Most clinical applications don’t need long reads. Pathogen identification from short reads is easy. Blood tests for cancer, and NIPT (which will likely be the first big applications) both use fragmented DNA in the blood, so long reads are not useful. Depth (lots of sequencing) and quality are far more important.
It's worth noting that those clinical applications were developed when technology didn't allow long reads, so "clinical applications don't need long reads" is at present a truism. There may be potential applications that require long reads that simply couldn't have been invented yet (albeit I haven't the slightest what those would be.)
Yes, but I would say quality is most important in almost all cases. Well, quality being defined as <1% error rate, which isn’t such a high bar.

The most compelling near term applications (NITP etc) use fragmented DNA, and long reads will have no benefit here.

So, yes. Long reads are useful, but you need to have at least reasonable performance in other respects. The same thing has been seen with PacBio, who have not played well in the market, despite having a read length advantage.

How long does it take to get the answer? Even if a big, expensive short read sequencing machine is in the building, it still takes a day or two to reach the necessary data.

With sepsis, every hour counts.

The per base error rate is bad. In the case of pacbio, this error process approximates white noise, and so you can deal with it perfectly by increasing read coverage.
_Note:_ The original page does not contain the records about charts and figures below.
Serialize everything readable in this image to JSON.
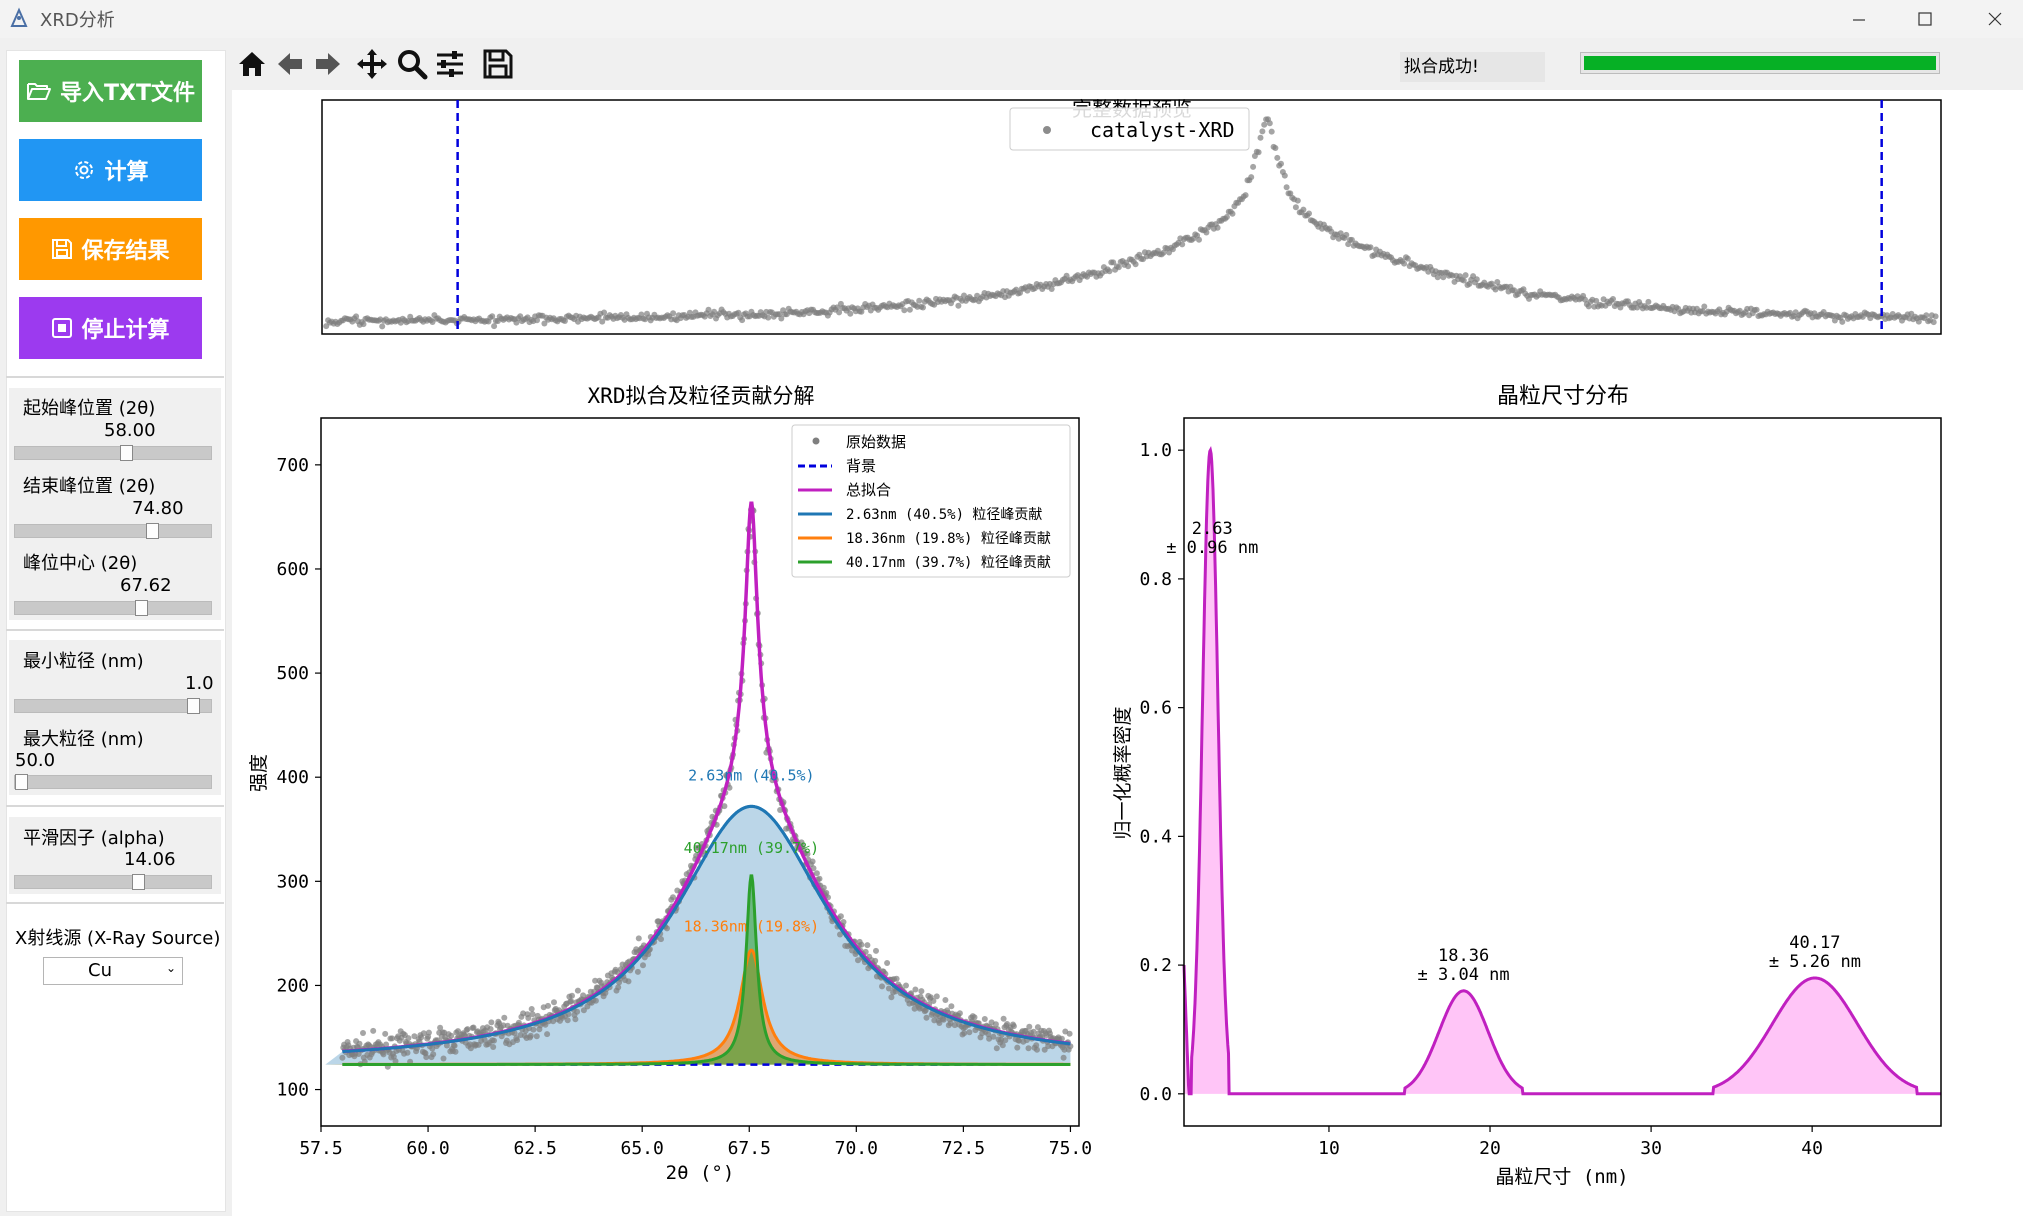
{
  "window": {
    "title": "XRD分析"
  },
  "toolbar": {
    "icons": [
      "home-icon",
      "back-icon",
      "forward-icon",
      "pan-icon",
      "zoom-icon",
      "configure-icon",
      "save-icon"
    ]
  },
  "sidebar": {
    "import_label": "导入TXT文件",
    "calculate_label": "计算",
    "save_label": "保存结果",
    "stop_label": "停止计算",
    "start_peak": {
      "label": "起始峰位置 (2θ)",
      "value": "58.00",
      "fraction": 0.57
    },
    "end_peak": {
      "label": "结束峰位置 (2θ)",
      "value": "74.80",
      "fraction": 0.71
    },
    "peak_center": {
      "label": "峰位中心 (2θ)",
      "value": "67.62",
      "fraction": 0.65
    },
    "min_size": {
      "label": "最小粒径 (nm)",
      "value": "1.0",
      "fraction": 0.93
    },
    "max_size": {
      "label": "最大粒径 (nm)",
      "value": "50.0",
      "fraction": 0.0
    },
    "smoothing": {
      "label": "平滑因子 (alpha)",
      "value": "14.06",
      "fraction": 0.63
    },
    "xray": {
      "label": "X射线源 (X-Ray Source)",
      "value": "Cu"
    }
  },
  "colors": {
    "import": "#4caf50",
    "calculate": "#2196f3",
    "save": "#ff9800",
    "stop": "#9c3aef",
    "progress": "#06b025",
    "fit": "#c020c0"
  },
  "status": {
    "message": "拟合成功!",
    "progress": 1.0
  },
  "chart_data": [
    {
      "type": "scatter",
      "title": "完整数据预览",
      "legend": [
        "catalyst-XRD"
      ],
      "legend_position": "top-center",
      "markers": {
        "left_cutoff": 58.0,
        "right_cutoff": 74.8
      },
      "note": "raw data with dashed blue vertical lines marking the start and end peak positions"
    },
    {
      "type": "line",
      "title": "XRD拟合及粒径贡献分解",
      "xlabel": "2θ (°)",
      "ylabel": "强度",
      "xlim": [
        57.5,
        75.2
      ],
      "ylim": [
        65,
        745
      ],
      "xticks": [
        "57.5",
        "60.0",
        "62.5",
        "65.0",
        "67.5",
        "70.0",
        "72.5",
        "75.0"
      ],
      "yticks": [
        "100",
        "200",
        "300",
        "400",
        "500",
        "600",
        "700"
      ],
      "legend_position": "top-right",
      "legend": [
        "原始数据",
        "背景",
        "总拟合",
        "2.63nm (40.5%) 粒径峰贡献",
        "18.36nm (19.8%) 粒径峰贡献",
        "40.17nm (39.7%) 粒径峰贡献"
      ],
      "background": 124,
      "peak_center": 67.55,
      "series": [
        {
          "name": "2.63nm (40.5%) 粒径峰贡献",
          "color": "#1f77b4",
          "height": 248,
          "hwhm": 2.2
        },
        {
          "name": "18.36nm (19.8%) 粒径峰贡献",
          "color": "#ff7f0e",
          "height": 110,
          "hwhm": 0.32
        },
        {
          "name": "40.17nm (39.7%) 粒径峰贡献",
          "color": "#2ca02c",
          "height": 182,
          "hwhm": 0.15
        },
        {
          "name": "总拟合",
          "color": "#c020c0",
          "max": 665
        }
      ],
      "annotations": [
        {
          "text": "2.63nm (40.5%)",
          "x": 67.55,
          "y": 397,
          "color": "#1f77b4"
        },
        {
          "text": "40.17nm (39.7%)",
          "x": 67.55,
          "y": 327,
          "color": "#2ca02c"
        },
        {
          "text": "18.36nm (19.8%)",
          "x": 67.55,
          "y": 252,
          "color": "#ff7f0e"
        }
      ]
    },
    {
      "type": "area",
      "title": "晶粒尺寸分布",
      "xlabel": "晶粒尺寸 (nm)",
      "ylabel": "归一化概率密度",
      "xlim": [
        1,
        48
      ],
      "ylim": [
        -0.05,
        1.05
      ],
      "xticks": [
        "10",
        "20",
        "30",
        "40"
      ],
      "yticks": [
        "0.0",
        "0.2",
        "0.4",
        "0.6",
        "0.8",
        "1.0"
      ],
      "peaks": [
        {
          "x": 2.63,
          "sd": 0.48,
          "y": 1.0,
          "label1": "2.63",
          "label2": "± 0.96 nm"
        },
        {
          "x": 18.36,
          "sd": 1.52,
          "y": 0.16,
          "label1": "18.36",
          "label2": "± 3.04 nm"
        },
        {
          "x": 40.17,
          "sd": 2.63,
          "y": 0.18,
          "label1": "40.17",
          "label2": "± 5.26 nm"
        }
      ]
    }
  ]
}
Things are somewhat complicated with the nanopore tech described in this post, as errors may be correlated due to the way the basecalling is done, but in practice it's nearly as big a problem as you think it is.

For things approaching a read length the per-base error rate of a single read is simply irrelevant. In practice, with sufficient coverage (e.g. 20x) you simply don't care about the per base error rate of the reads.
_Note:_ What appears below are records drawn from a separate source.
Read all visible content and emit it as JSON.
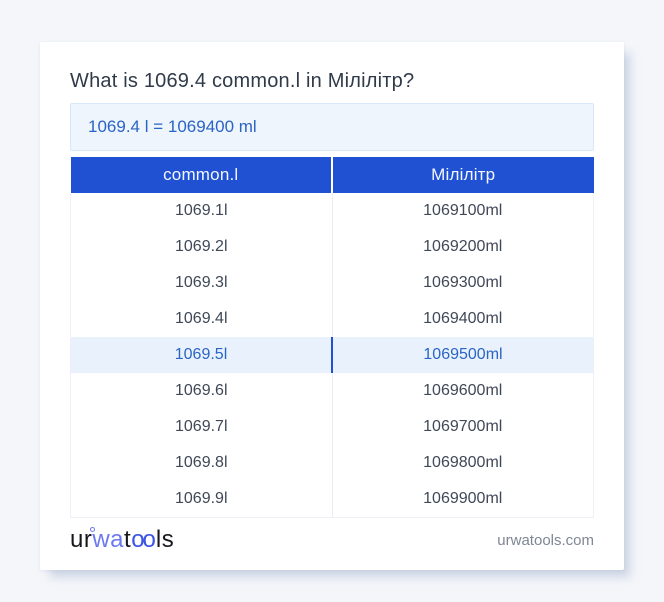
{
  "title": "What is 1069.4 common.l in Мілілітр?",
  "answer_box": {
    "text": "1069.4 l = 1069400 ml"
  },
  "table": {
    "headers": [
      "common.l",
      "Мілілітр"
    ],
    "rows": [
      {
        "common_l": "1069.1l",
        "milliliter": "1069100ml",
        "highlighted": false
      },
      {
        "common_l": "1069.2l",
        "milliliter": "1069200ml",
        "highlighted": false
      },
      {
        "common_l": "1069.3l",
        "milliliter": "1069300ml",
        "highlighted": false
      },
      {
        "common_l": "1069.4l",
        "milliliter": "1069400ml",
        "highlighted": false
      },
      {
        "common_l": "1069.5l",
        "milliliter": "1069500ml",
        "highlighted": true
      },
      {
        "common_l": "1069.6l",
        "milliliter": "1069600ml",
        "highlighted": false
      },
      {
        "common_l": "1069.7l",
        "milliliter": "1069700ml",
        "highlighted": false
      },
      {
        "common_l": "1069.8l",
        "milliliter": "1069800ml",
        "highlighted": false
      },
      {
        "common_l": "1069.9l",
        "milliliter": "1069900ml",
        "highlighted": false
      }
    ]
  },
  "footer": {
    "logo": {
      "segments": [
        {
          "text": "ur",
          "style": "dark"
        },
        {
          "text": "wa",
          "style": "blue-light",
          "mark": true
        },
        {
          "text": "t",
          "style": "dark"
        },
        {
          "text": "oo",
          "style": "blue"
        },
        {
          "text": "ls",
          "style": "dark"
        }
      ]
    },
    "site": "urwatools.com"
  },
  "colors": {
    "page-bg": "#f4f6fa",
    "header-blue": "#2151d3",
    "accent-text": "#2a64c4",
    "answer-bg": "#eef5fd",
    "answer-border": "#d9e6f8",
    "highlight-bg": "#e9f2fc",
    "logo-blue-light": "#6b79f1",
    "logo-blue": "#3b55e6"
  }
}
That might be the case if the throughput wasn’t so low and the error rate wasn’t so high.
I feel like there is or was an assumption they'd be able to improve their tech
It's fine for bacteria where even with 10-20% error, you can do consensus calling with very high (200-500X) coverage.
>The error rate is stupidly high (somewhere between 10 and 20%)

The Insertion/deletion error rate is 20-30%.

The point mutation error rate is something 0.1-1% (higher than HiSeq but not crazy high).

This means with a semi-decent reference genome you should be able to do re-sequencing fairly accurately. It also means, that in conjunction with HiSeq reads you can do cheap genome assembly, using the HiSeq reads for coverage, and the minion reads for scaffolding.

Do you have a citation for this? Because this is not my understanding.
I can add to this with my anecdotal evidence. In my experience (looked at ~15gb of basecalled data total), there is a large amount of indel errors.

The mismatch rate is much lower. But it's hard to calculate exactly the mismatch rate when the indel rate is so high.

No citation, just personal experience aligning the data and comparing it directly to a hiSeq run of the same DNA.

I was able to get about 1-10% mutation rate, with a median of about 1.5%. Rate depending on quality of the run. In general it was on par with PacBio.